I have Congenital Nystagmus but I Want to Drive!

By: | Tags: | Comments: 0 | September 9th, 2017

Case Study:

Dr Elaine Wong

Presentation

16yo boy with congenital nystagmus and vision R 6/24 L 6/24 BEO 6/18 comes in for consultation hoping to be able to drive. What can you do to help?

16 yo boy comes in for consultation with mother hoping to get learner’s driving licence. With the history of Congenital Nystagmus and poor vision since a young age, he knew that obtaining a driving licence can be challenging. However, he is clutching onto the hope that you can help him.[/vc_column_text]

On examination:

  • R c 6/24 L c 6/24
  • BEO 6/18.

Wearing glasses of R & L +2.00/-0.50×180 and cycloplegic retinoscopy shows these glasses are correct for him.
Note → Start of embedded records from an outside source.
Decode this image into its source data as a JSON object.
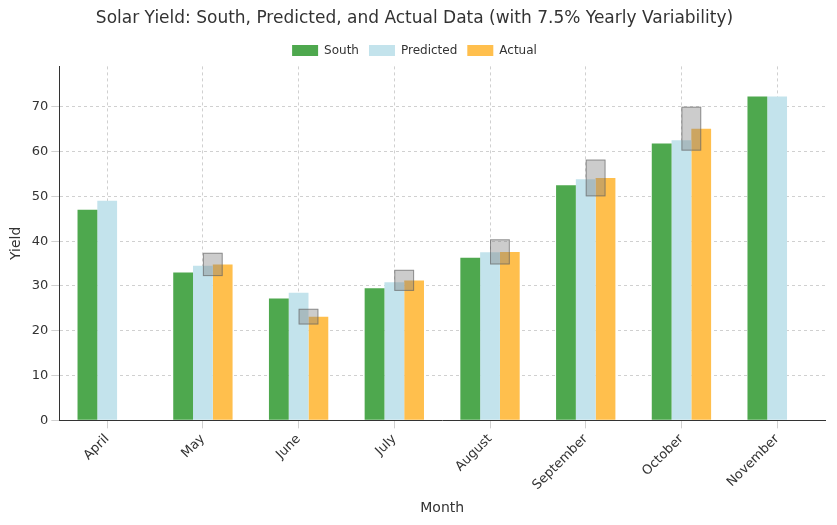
{
  "chart_data": {
    "type": "bar",
    "title": "Solar Yield: South, Predicted, and Actual Data (with 7.5% Yearly Variability)",
    "x_label": "Month",
    "y_label": "Yield",
    "categories": [
      "April",
      "May",
      "June",
      "July",
      "August",
      "September",
      "October",
      "November"
    ],
    "series": [
      {
        "name": "South",
        "color": "#4ea84e",
        "values": [
          47.0,
          33.0,
          27.2,
          29.5,
          36.3,
          52.5,
          61.8,
          72.3
        ]
      },
      {
        "name": "Predicted",
        "color": "#c3e3ec",
        "values": [
          49.0,
          34.5,
          28.5,
          30.8,
          37.5,
          53.8,
          62.5,
          72.3
        ]
      },
      {
        "name": "Actual",
        "color": "#ffbf4d",
        "values": [
          null,
          34.8,
          23.1,
          31.2,
          37.6,
          54.1,
          65.1,
          null
        ],
        "range": [
          null,
          [
            32.2,
            37.4
          ],
          [
            21.4,
            24.9
          ],
          [
            28.9,
            33.6
          ],
          [
            34.8,
            40.4
          ],
          [
            50.0,
            58.2
          ],
          [
            60.2,
            70.0
          ],
          null
        ]
      }
    ],
    "ylim": [
      0,
      79
    ],
    "yticks": [
      0,
      10,
      20,
      30,
      40,
      50,
      60,
      70
    ],
    "grid": true,
    "legend": "upper center"
  }
}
Cover test shows no strabismus.

Ocular motility:

Nystagmus with right beat to right gaze and left beat to left gaze. There is also a latent component to his nystagmus i.e. when right eye is cover, the fixing left eye beat to left; when left eye is cover, the fixing right eye beats to right.

Abnormal head posture:

He does not adopt any abnormal head posture to achieve best vision and he also has a convergence null.
The rest of his eye examinations are normal.

What can we try to improve his vision?

  1. Base out prisms

This is to utilise the convergence null of this child. By prescribing base out prisms in both eyes, you induce convergence and increases the foveation time. This in turn may help to improve his binocular distance vision.

Typically, you use 7∆ base out prism in each eye. This will cause unwanted induced accommodation as well, so it will require an additional -1.00 for clear vision in pre-presbyopic patient.

So for this patient, I will suggest:

  • R & L +1.00/-0.50x 180 with 7∆ base out prism
  1. Soft contact lens

If base out prism doesn’t help, I will then try and prescribed him with soft contact lens for his hypermetropia of +2.50.

Contact lens improve vision more than the optical effect alone. It increases foveation time by stimulating conjunctival proprioceptors and may help to improve binocular distance by 1 line to allow him to drive.

  1. Surgery

Artificial divergence surgery

Once again this utilises the convergence null. This involves bilateral medial rectus recession to create an artificial “exophoria” that will drive convergence. This will require good motor and sensory fusion. I often make sure that I can demonstrate fusion by putting up 7∆ base out prisms in both eyes first.

This procedure is expected to improve vision and field of vision. However, it carries a 10% risk of consecutive exotropia.